Con el advenimiento de la democracia, la ciudadanía tuvo que reciclarse de nuevo, de tan acostumbrada que estaba a la dificultad de opinar verbal o literariamente, porque de inmediato le surgía el dinosaurio del censor de negro, que abría su dentadura y emitía un rugido amenazador, capaz de abortar cualquier idea contraria al régimen. Y si antes las damas conservadoras con sus maridos ostentando el gobierno, eran capaces de colocar chales en los hombros de las artistas más procaces, los reprimidos señores de negro resultaban más papistas que el papa, metiendo la tijera a toda publicación que tuviera visos de escándalo o provocación sexual. De sus nefastas consecuencias surgió una generación asexuada, que sólo encontró alivio en los lupanares promovidos por el oficio más antiguo del mundo. Años después, apagada la lucecita de El Pardo, surgió de la oscuridad un viejo profesor que indujo a la llamada movida madrileña, a divertirse y colocarse hasta reventar sin mayores responsabilidades personales, y como consecuencia de ello emergieron los cantantes protesta, que presumían de progres mientras el negro conservadurismo hacía atónito la maleta para habitar un monasterio antes que asumir la dirección de la nueva corriente de libertinaje -así denominaban a la palabra libertad-. Con la luz de la nueva era, los resabiados que habían congelado sus ideas, o se habían asilado en países más progresistas, decidieron volver cuando el pestillo de la puerta giró a su favor y se abrió la vía por dónde entrar a poner en práctica sus postulados. Sobrevino aquella Ley de Amnistía General, y pudimos ver salir a la calle en manifestación a nuestros catedráticos, docentes y sindicalistas emigrados del verticalismo reinante, y detrás de ellos una multitud dubitativa que aún no había aprendido a expresarse sin temor a delinquir. Y llegaron las primeras elecciones por sufragio universal, surgiendo siglas de partidos como setas en un monte recién anegado, y desde entonces tenemos el privilegio de opinar, aunque nadie nos haga caso ni verifique una aplicación práctica de nuestros criterios, para abonar el recomienzo de todo.

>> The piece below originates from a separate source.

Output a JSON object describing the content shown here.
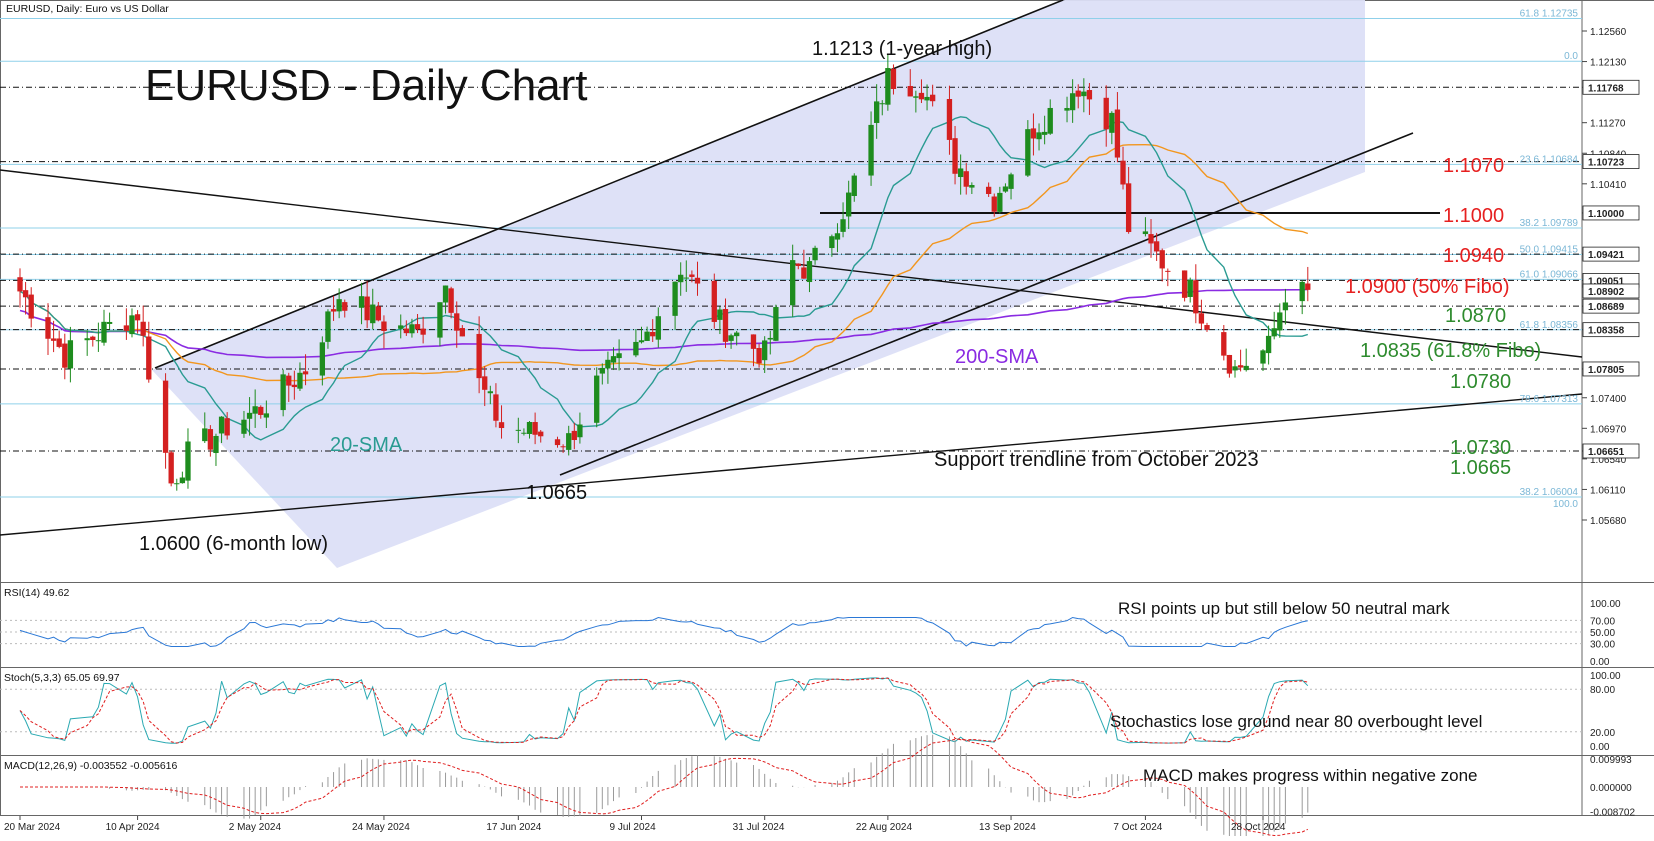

Y ya puestos en ello, hemos vivido una etapa de gobiernos donde el bipartidismo ha sido la tónica a seguir con los destinos de nuestra cotidianeidad, presidida por rostros que, de un modo u otro, han quedado ya recopilados para la historia u olvidados en una buhardilla apartada de la sede del partido que los apoyó en su día, previendo los réditos posteriores a su candidatura. Más o menos esto último es lo que le ha pasado al candidato socialista Pedro Sánchez, investido presidente con carácter exprés por una serie de concatenaciones políticas imprevistas, capaces de plantear una tesis para concluir en un corolario circunstancial, que funcionará si se recomponen los intereses partidistas de sus aliados, repito, temporales.

Infatigable al desaliento, el candidato recién nombrado se ha aferrado a la razonable consecuencia de las 351 sentencias del caso Gürtel, para conseguir apoyos suficientes para eliminar al correoso adversario, supuestamente artífice del milagro español, que como un Adenauer cualquiera se invistió de aciertos económicos para despotricar de la ansiosa oposición. Con la mesa servida ya, queda la disyuntiva de que los gestos iniciales se conviertan en acciones tangibles, capaces de apear a las falsas ilusiones de una multitud que espera expectante el milagro de los panes y los peces, si es que este pescador consigue hacerlo en el río revuelto de la piscifactoría catalana o vasca. ¿Será otra negativa exprés la aprobación de los presupuestos por el actual dueño del Senado??